I’ve been making plans at work to jack in the 9 to 5 routine and go freelance: more flexibility in my life, more opportunity to explore ways of working that suit me, a lot less security. And it’s entered my head that, once I’ve done this, it will be time to leave the sanctity of my writer’s garret and return to the big city to live, for fear that otherwise I may become a hermit, living and working at home with nothing to look at but the ever changing colours of the moor land heather from my window and no one to talk to but Jo, the owner of the café next door, whose locally famously line “oh I’ve been sweating cobs in that kitchen” is never a good starting point for a conversation.
This all started a few months ago, when there was a real chance that I would be made redundant in my current job. This news, delivered to me by a colleague who is one of those people who knows everything that’s going on behind the scenes, didn’t scare me one bit. It sent a rush of energy through me, I was ecstatic and wanted it to happen immediately. If the momentum for change had slowed in the last few years, this news gave it a good boot and I was off again, thinking about a new future, a different way of things being.
But sometimes I stop and I wonder. Yeah sometimes work’s hectic, sometimes maddening, but generally it’s an “ok job”. And I love this flat and this sanctuary from the chaotic outside world I’ve built here, even if the windows do ice up inside during the winter and the locals are barmy. And I ask myself, am I just changing things for the sake of it, or I am moving on in life, bravely accepting that change must come in order for their to be growth? When, in short, should I be happy with what I’ve got, and when is it time to mix things up a bit (or a lot)? Answers on a postcard please.

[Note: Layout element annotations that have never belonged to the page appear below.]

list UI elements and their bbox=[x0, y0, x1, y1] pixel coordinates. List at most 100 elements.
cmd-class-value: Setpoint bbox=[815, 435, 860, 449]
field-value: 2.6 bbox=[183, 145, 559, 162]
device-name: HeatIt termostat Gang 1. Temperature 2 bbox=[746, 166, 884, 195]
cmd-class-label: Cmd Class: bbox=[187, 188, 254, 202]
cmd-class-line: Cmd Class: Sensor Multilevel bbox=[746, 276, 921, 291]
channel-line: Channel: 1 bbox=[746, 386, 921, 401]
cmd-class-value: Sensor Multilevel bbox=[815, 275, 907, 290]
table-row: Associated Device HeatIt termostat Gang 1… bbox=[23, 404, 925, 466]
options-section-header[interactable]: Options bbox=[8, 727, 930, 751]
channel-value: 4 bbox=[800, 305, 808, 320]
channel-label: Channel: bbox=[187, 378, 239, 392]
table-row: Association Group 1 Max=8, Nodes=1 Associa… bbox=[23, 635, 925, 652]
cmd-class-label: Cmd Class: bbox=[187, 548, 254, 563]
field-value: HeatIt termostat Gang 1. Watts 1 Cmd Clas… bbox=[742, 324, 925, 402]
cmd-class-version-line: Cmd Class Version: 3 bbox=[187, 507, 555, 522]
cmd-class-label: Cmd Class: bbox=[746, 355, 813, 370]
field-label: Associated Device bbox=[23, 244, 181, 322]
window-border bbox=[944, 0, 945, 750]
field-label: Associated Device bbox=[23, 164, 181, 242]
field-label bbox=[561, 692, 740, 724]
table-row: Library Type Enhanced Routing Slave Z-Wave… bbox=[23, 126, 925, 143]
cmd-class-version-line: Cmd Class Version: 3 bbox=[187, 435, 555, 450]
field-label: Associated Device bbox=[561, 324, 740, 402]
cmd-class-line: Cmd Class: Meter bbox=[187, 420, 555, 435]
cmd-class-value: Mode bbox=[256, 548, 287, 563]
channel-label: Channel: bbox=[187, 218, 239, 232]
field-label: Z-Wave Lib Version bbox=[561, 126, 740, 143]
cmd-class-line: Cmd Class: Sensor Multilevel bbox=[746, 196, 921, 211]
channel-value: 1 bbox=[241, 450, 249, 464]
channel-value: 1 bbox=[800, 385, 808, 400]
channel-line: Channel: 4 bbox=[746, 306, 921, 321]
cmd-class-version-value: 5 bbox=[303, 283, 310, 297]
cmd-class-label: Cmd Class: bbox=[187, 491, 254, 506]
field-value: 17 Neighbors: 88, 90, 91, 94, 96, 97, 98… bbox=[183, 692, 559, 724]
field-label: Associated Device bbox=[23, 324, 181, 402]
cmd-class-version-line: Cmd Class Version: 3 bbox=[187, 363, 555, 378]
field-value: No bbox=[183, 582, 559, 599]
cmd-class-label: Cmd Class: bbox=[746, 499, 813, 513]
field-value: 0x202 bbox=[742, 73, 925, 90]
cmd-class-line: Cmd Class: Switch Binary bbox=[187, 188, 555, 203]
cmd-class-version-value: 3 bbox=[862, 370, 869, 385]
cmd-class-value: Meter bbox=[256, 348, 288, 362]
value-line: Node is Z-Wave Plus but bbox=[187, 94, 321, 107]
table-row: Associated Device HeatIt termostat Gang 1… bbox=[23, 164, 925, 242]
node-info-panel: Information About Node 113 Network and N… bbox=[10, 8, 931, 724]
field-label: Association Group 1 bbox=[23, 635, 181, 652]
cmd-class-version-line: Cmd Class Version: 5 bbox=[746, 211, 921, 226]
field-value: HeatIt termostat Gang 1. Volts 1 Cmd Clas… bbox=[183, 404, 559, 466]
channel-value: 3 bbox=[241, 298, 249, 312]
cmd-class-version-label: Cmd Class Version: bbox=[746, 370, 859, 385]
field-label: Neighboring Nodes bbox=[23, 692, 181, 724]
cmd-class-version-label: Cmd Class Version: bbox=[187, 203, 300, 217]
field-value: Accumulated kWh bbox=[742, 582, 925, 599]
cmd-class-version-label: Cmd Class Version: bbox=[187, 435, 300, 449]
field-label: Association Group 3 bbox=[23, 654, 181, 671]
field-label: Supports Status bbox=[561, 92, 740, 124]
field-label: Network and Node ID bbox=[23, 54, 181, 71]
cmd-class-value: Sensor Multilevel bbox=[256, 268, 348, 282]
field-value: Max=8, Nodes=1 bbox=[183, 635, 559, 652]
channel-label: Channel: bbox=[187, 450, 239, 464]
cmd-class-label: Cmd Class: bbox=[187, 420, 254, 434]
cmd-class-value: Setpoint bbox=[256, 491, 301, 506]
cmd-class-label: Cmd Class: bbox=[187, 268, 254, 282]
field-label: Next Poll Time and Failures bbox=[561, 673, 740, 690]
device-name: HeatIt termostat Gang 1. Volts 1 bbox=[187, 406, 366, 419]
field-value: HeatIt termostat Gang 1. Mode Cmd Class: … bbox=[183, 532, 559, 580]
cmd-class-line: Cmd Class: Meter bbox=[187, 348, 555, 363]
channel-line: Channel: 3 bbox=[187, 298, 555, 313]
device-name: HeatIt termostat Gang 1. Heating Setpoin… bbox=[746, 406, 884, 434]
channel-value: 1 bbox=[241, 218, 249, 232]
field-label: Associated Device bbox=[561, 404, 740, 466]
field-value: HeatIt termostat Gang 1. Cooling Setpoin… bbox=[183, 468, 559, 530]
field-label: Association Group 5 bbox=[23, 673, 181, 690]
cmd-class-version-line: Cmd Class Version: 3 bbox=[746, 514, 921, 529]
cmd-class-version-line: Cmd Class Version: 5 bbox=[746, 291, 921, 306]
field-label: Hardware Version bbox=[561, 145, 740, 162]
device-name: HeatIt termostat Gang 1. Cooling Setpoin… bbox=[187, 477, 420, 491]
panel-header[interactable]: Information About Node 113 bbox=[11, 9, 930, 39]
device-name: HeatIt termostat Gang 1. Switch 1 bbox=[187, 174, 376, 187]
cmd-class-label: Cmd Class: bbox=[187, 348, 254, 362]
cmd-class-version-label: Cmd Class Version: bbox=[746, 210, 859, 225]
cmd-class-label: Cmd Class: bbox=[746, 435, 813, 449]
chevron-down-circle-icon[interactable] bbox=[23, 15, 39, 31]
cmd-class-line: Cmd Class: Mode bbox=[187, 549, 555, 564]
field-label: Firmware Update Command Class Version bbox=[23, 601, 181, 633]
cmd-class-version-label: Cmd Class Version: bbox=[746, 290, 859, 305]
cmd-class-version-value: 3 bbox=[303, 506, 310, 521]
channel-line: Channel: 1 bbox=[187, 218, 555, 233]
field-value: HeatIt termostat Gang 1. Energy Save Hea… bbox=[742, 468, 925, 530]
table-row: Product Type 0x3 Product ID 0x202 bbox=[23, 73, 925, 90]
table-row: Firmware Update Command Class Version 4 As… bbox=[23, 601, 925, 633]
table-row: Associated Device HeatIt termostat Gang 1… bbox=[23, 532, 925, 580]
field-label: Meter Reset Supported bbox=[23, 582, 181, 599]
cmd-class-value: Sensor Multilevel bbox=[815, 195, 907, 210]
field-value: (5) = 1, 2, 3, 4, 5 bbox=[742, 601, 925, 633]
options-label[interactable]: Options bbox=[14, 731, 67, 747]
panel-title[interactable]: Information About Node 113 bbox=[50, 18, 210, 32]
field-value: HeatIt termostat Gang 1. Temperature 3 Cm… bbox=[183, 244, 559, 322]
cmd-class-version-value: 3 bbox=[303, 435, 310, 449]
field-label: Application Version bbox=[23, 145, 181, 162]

I suppose it’s intuitive. Or it’s about reasons rather than acts. Some people spend their lives “tweaking” – jumping from lover to lover in order to find “the one”, scaling the career ladder, playing the property market game, improving their TV, their looks, their car. It’s as if they are seeking some kind of Niavara of Western consumerist life – the perfect partner, job, house, car, TV, wardrobe. Bliss. And of course, they never reach this place, and go on tweaking forever until they’re all tweaked out and either die of a heart attack, have a breakdown or just give up and settle for whatever they ended up with and take up Buddhism in order to “find contentment” in their lives. For me, it’s never been about having it better, but rather, having it new, different, another challenge, another opportunity – even if that means starting from square one again – where ever that is.
I’m not saying this is the prescription for a happy life – as I said – this urge to tear it up and start again is probably born out of my neurosis rather than my intellect and good sense – but I guess it works for me. Or has done in the past.
And what’s the alternative? To stay here, to continue in my “ok job”, to find the odd scrap of time to write, to dream of other lives, to look at photos of the past, my youth, when I was free, to go on holiday once or twice a year, to get that new TV, have a mortgage, sort out my pension, save for retirement, learn to sit still. It’s tempting, it really is.
But instead I make plans for next year, write a proposal for work, start casting my eye over the accommodation ads in the Manchester Evening News. And I feel that fear and that excitement (they way those two intertwine) and the hairs tingle on the back of my neck and yes, there’s change afoot. Something’s about to happen.